According to the Billings-Gazette, the Washington Department of Fish and Wildlife (WDFW) stocks the Green River with 25,000 steelhead smolts annually. Biologists with the department have been pushing for years to turn the waterway into a wild steelhead sanctuary, proposing the watershed join two other tributaries of the lower Columbia River as “gene banks” for wild steelhead. The sanctuary would protect wild steelhead from competition with their hatchery cousins.
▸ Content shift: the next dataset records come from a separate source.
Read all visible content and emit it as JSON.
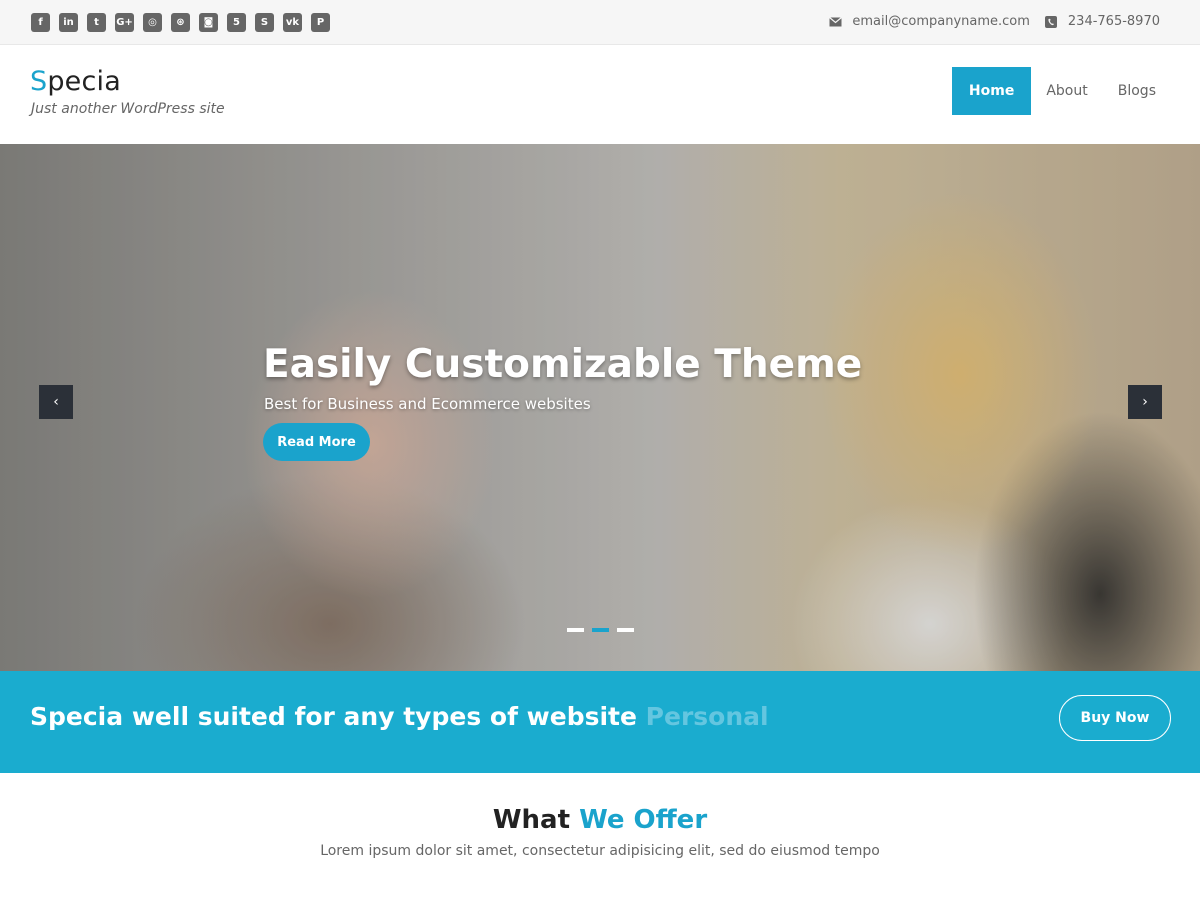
{
  "topbar": {
    "social": [
      {
        "icon": "facebook-icon",
        "glyph": "f"
      },
      {
        "icon": "linkedin-icon",
        "glyph": "in"
      },
      {
        "icon": "twitter-icon",
        "glyph": "t"
      },
      {
        "icon": "google-plus-icon",
        "glyph": "G+"
      },
      {
        "icon": "instagram-icon",
        "glyph": "◎"
      },
      {
        "icon": "dribbble-icon",
        "glyph": "⊛"
      },
      {
        "icon": "github-icon",
        "glyph": "◙"
      },
      {
        "icon": "html5-icon",
        "glyph": "5"
      },
      {
        "icon": "skype-icon",
        "glyph": "S"
      },
      {
        "icon": "vk-icon",
        "glyph": "vk"
      },
      {
        "icon": "pinterest-icon",
        "glyph": "P"
      }
    ],
    "email": "email@companyname.com",
    "phone": "234-765-8970"
  },
  "header": {
    "logo_first": "S",
    "logo_rest": "pecia",
    "tagline": "Just another WordPress site",
    "nav": [
      "Home",
      "About",
      "Blogs"
    ],
    "active_nav": "Home"
  },
  "hero": {
    "title": "Easily Customizable Theme",
    "subtitle": "Best for Business and Ecommerce websites",
    "button": "Read More",
    "prev_glyph": "‹",
    "next_glyph": "›",
    "slide_count": 3,
    "active_slide": 2
  },
  "callout": {
    "text": "Specia well suited for any types of website ",
    "highlight": "Personal",
    "button": "Buy Now"
  },
  "offer": {
    "title_plain": "What ",
    "title_accent": "We Offer",
    "subtitle": "Lorem ipsum dolor sit amet, consectetur adipisicing elit, sed do eiusmod tempo"
  },
  "colors": {
    "accent": "#1aa3cc",
    "callout_bg": "#1aaccf",
    "topbar_bg": "#f6f6f6",
    "arrow_bg": "#2b3038"
  }
}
“Research has shown that negative effects can range from interbreeding to competition for food and habitat,” Cindy Le Fleur, a regional fish manger for the WDFW, said in a statement. “Creating gene banks to protect wild steelhead in some areas is required under the Statewide Steelhead Management Plan.”
Some anglers support this plan, despite the impact it may have on sportfishing in the area. Others however, point to the nearby Coweeman River as being a better choice to eliminate stocking. Experts have also suggested the Coweeman as a potential gene bank, and the river has less public access.
“There is no public access on the lower Coweeman,” said angler Tim Deaver. “Go to the Green River parking lot at 3 a.m. You can’t get a parking spot.”
However, the WDFW previously proposed to end stocking in the Coweeman River but decided against the plan because of the high amounts of complaints from anglers. The department said no deadline has been set for a decision and it is considering all options. The final selection of a gene bank site will eventually be forwarded to the NOAA-fisheries, which is leading efforts to repopulate wild steelhead in the Columbia River.